The group did not provide details, but said in a statement that the plans would be implemented “in a timely and orderly manner, and in such a way as to allow time for the world to secure alternative supplies”.

Oil bans are a double-edged sword. Oil is one of Russia’s main exports, and Moscow would almost certainly suffer an economic blow if it were banned, but parts of Europe are heavily dependent on its oil and are therefore also vulnerable.

The United States, which has imported a relatively small amount of energy resources from Russia, has already banned the import of Russian oil and gas.

The European Union, which gets about a quarter of its crude oil imports from Russia, has also announced plans to phase out Russian oil, but is still in talks to formalize the decision. The bloc is too dependent on Russian gas to consider banning it in the short term, but has drawn up plans to gradually become independent of it.

The G7 also said it would take action to halt the provision of key services on which Russia depends and to toughen sanctions against financial elites who support President Vladimir V. Putin, as well as their family members.

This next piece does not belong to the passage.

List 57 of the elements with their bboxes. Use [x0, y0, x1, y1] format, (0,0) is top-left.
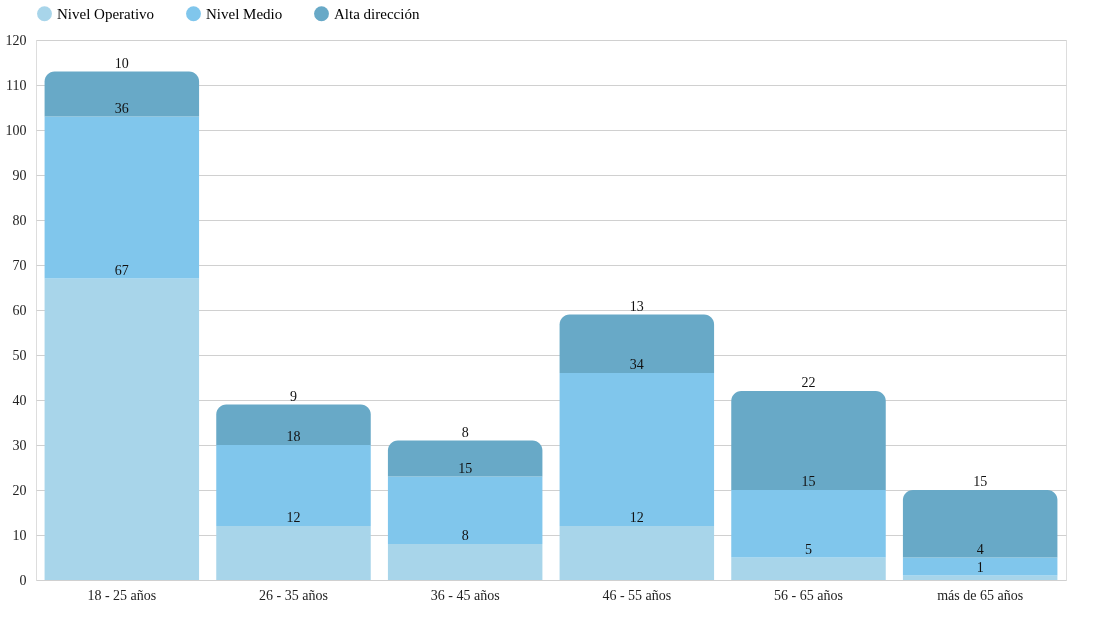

The White House also announced new sanctions on three Russian state television stations on Sunday and said it would ban Americans from providing accounting or consulting services to anyone in Russia.

The Group of 7, which includes some of the world’s largest economies, said member countries – Canada, France, Germany, Italy, Japan, the United Kingdom and the United States – would continue also to provide billions of dollars in military aid and intelligence. to Ukraine, which helped the country thwart Russian forces.

During Sunday’s meeting, Zelensky made the case for Ukraine to world leaders, saying his ultimate goal was to force the full withdrawal of the Russian military.

The G7, in its statement, said member countries had assured Mr. Zelensky of their “continued readiness to make new commitments to help Ukraine secure its free and democratic future.”

The call came on the day G7 leaders commemorate the end of World War II and as Russia prepared for its annual celebration of the Soviet victory over Nazi Germany in 1945.

“We remain united in our determination that President Putin does not win his war against Ukraine,” the G7 statement said. “We owe it to the memory of all those who fought for freedom in World War II.”

Mr Putin’s actions, he said, “bring Russia and the historic sacrifices of its people to shame”.

Ahead of the call, the UK announced it would offer an additional £1.3 billion (about $1.6 billion) in military aid and support to Ukraine. The new funding nearly doubles existing support of £1.5 billion.